Version-Release number of selected component (if applicable):
Issue exist in RHCS 5, RHCS 6 and RHCS 7

How reproducible:
Always 

Steps to Reproduce:
1.Deploy ceph and create pools and image
2.Run some image with huge IO and some with less IO
3.Notice the time taken to execute the rbd du command both the images

Actual results:
irrespective of the image size command rbd du takes quite long to provide disk usage

Expected results:
The performance of fast-diff can be improved

Additional info:
https://tracker.ceph.com/issues/63341
https://gitlab.com/qemu-project/qemu/-/issues/1026

--- Additional comment from Ilya Dryomov on 2024-01-24 02:47:07 IST ---

Pushed to ceph-7.1-rhel-patches.

--- Additional comment from errata-xmlrpc on 2024-01-24 09:36:00 IST ---

Bug report changed to ON_QA status by Errata System.
A QE request has been submitted for advisory RHBA-2024:126567-01
https://errata.engineering.redhat.com/advisory/126567

--- Additional comment from errata-xmlrpc on 2024-01-24 09:36:07 IST ---

This bug has been added to advisory RHBA-2024:126567 by Thomas Serlin (tserlin)

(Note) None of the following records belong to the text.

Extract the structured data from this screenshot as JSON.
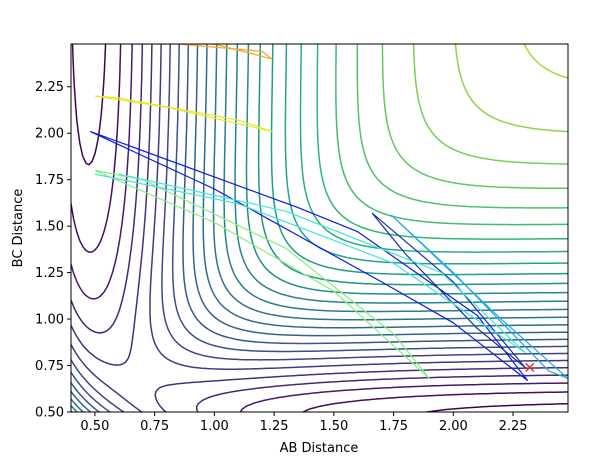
{
  "chart_data": {
    "type": "contour",
    "xlabel": "AB Distance",
    "ylabel": "BC Distance",
    "xlim": [
      0.4,
      2.48
    ],
    "ylim": [
      0.5,
      2.48
    ],
    "xticks": [
      "0.50",
      "0.75",
      "1.00",
      "1.25",
      "1.50",
      "1.75",
      "2.00",
      "2.25"
    ],
    "yticks": [
      "0.50",
      "0.75",
      "1.00",
      "1.25",
      "1.50",
      "1.75",
      "2.00",
      "2.25"
    ],
    "colormap": "viridis",
    "grid": false,
    "contour_levels": 30,
    "trajectories": [
      {
        "color": "#f5a623",
        "points": [
          [
            0.66,
            2.48
          ],
          [
            1.0,
            2.48
          ],
          [
            1.24,
            2.4
          ],
          [
            1.2,
            2.44
          ],
          [
            0.85,
            2.48
          ]
        ]
      },
      {
        "color": "#e8e81f",
        "points": [
          [
            0.5,
            2.2
          ],
          [
            0.8,
            2.14
          ],
          [
            1.24,
            2.01
          ],
          [
            1.1,
            2.07
          ],
          [
            0.6,
            2.19
          ],
          [
            0.5,
            2.2
          ]
        ]
      },
      {
        "color": "#0b1be0",
        "points": [
          [
            0.48,
            2.01
          ],
          [
            1.0,
            1.7
          ],
          [
            1.7,
            1.2
          ],
          [
            2.0,
            0.98
          ],
          [
            2.31,
            0.67
          ],
          [
            2.1,
            1.02
          ],
          [
            1.6,
            1.47
          ],
          [
            1.35,
            1.6
          ],
          [
            0.48,
            2.01
          ]
        ]
      },
      {
        "color": "#1b2ea8",
        "points": [
          [
            1.66,
            1.57
          ],
          [
            1.8,
            1.35
          ],
          [
            2.1,
            0.95
          ],
          [
            2.3,
            0.74
          ],
          [
            2.0,
            1.2
          ],
          [
            1.66,
            1.57
          ]
        ]
      },
      {
        "color": "#88f078",
        "points": [
          [
            0.5,
            1.8
          ],
          [
            1.0,
            1.52
          ],
          [
            1.5,
            1.15
          ],
          [
            1.9,
            0.68
          ],
          [
            1.75,
            0.92
          ],
          [
            1.3,
            1.38
          ],
          [
            0.7,
            1.75
          ],
          [
            0.5,
            1.8
          ]
        ]
      },
      {
        "color": "#43e6d6",
        "points": [
          [
            0.5,
            1.78
          ],
          [
            1.1,
            1.62
          ],
          [
            1.75,
            1.3
          ],
          [
            2.3,
            0.82
          ],
          [
            1.95,
            1.25
          ],
          [
            1.3,
            1.58
          ],
          [
            0.6,
            1.78
          ]
        ]
      },
      {
        "color": "#1ea8e6",
        "points": [
          [
            1.74,
            1.56
          ],
          [
            2.0,
            1.25
          ],
          [
            2.4,
            0.72
          ],
          [
            2.48,
            0.68
          ],
          [
            2.2,
            1.0
          ],
          [
            1.74,
            1.56
          ]
        ]
      }
    ],
    "marker": {
      "x": 2.32,
      "y": 0.74,
      "symbol": "x",
      "color": "#e03020"
    }
  }
}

--- Additional comment from Sunil Angadi on 2024-02-05 20:04:14 IST ---

QEMU used qemu-kvm-8.0.0-16.el9_3.3

[root@ceph-linus-zc4fdq-node4 ~]# cat rbdbackup_with_lock.sh 
#!/bin/bash
rbd create emptytestA --size $2 
rbd create emptytestB --size $2
$1 \
    -qmp stdio \
    -drive file=rbd:rbd/emptytestA:conf=/etc/ceph/ceph.conf:id=admin:keyring=/etc/ceph/ceph.client.admin.keyring,if=none,id=driveA,format=raw \
    -drive file=rbd:rbd/emptytestB:conf=/etc/ceph/ceph.conf:id=admin:keyring=/etc/ceph/ceph.client.admin.keyring,if=none,id=driveB,format=raw \
<<EOF
{"execute": "qmp_capabilities"}
{"execute": "blockdev-backup",
     "arguments": { "device": "driveA",
                    "sync": "full",
                    "target": "driveB" } }
EOF
rbd rm emptytestA
rbd rm emptytestB 



Test results of Fixed ceph version with exclusive lock available:
script used (rbdbackup_with_lock.sh)
---- 
100G  0.1s
200G  2.1s
500G  4.7s
1000G 9.12s
5000G 50s
50000G 461s

Other than fixed build with exclusive lock available:
---
10G 1.14s
100G 30s
200G 95.4s
500G 521s


[root@ceph-linus-zc4fdq-node4 ~]# cat rbdbackup_without_lock.sh 
#!/bin/bash
rbd create emptytestA --size $2
sudo rbd device map -o exclusive emptytestA 
rbd create emptytestB --size $2
$1 \
    -qmp stdio \
    -drive file=rbd:rbd/emptytestA:conf=/etc/ceph/ceph.conf:id=admin:keyring=/etc/ceph/ceph.client.admin.keyring,if=none,id=driveA,format=raw \
    -drive file=rbd:rbd/emptytestB:conf=/etc/ceph/ceph.conf:id=admin:keyring=/etc/ceph/ceph.client.admin.keyring,if=none,id=driveB,format=raw \
<<EOF
{"execute": "qmp_capabilities"}
{"execute": "blockdev-backup",
     "arguments": { "device": "driveA",
                    "sync": "full",
                    "target": "driveB" } }
EOF
sudo rbd device unmap emptytestA
rbd rm emptytestA
rbd rm emptytestB

Test results of Fixed ceph version with exclusive lock un-available:
script used (rbdbackup_without_lock.sh)
---
100G  6.6s
200G  15.3s
500G  45.8s
1000G 114s
5000G 966s

Other than fixed build with exclusive lock un-available:
---
10G 0.84s
100G 27s
200G 101s
500G 530s

sanity test also got passed
tier-1: http://magna002.ceph.redhat.com/cephci-jenkins/cephci-run-FA8XDE/
teir-2: http://magna002.ceph.redhat.com/cephci-jenkins/cephci-run-U04G0U/

Verified using
ceph version 18.2.1-10.el9cp (ccf42acecc9e7ec19c8994e4d2ca0180b612ad1e) reef (stable)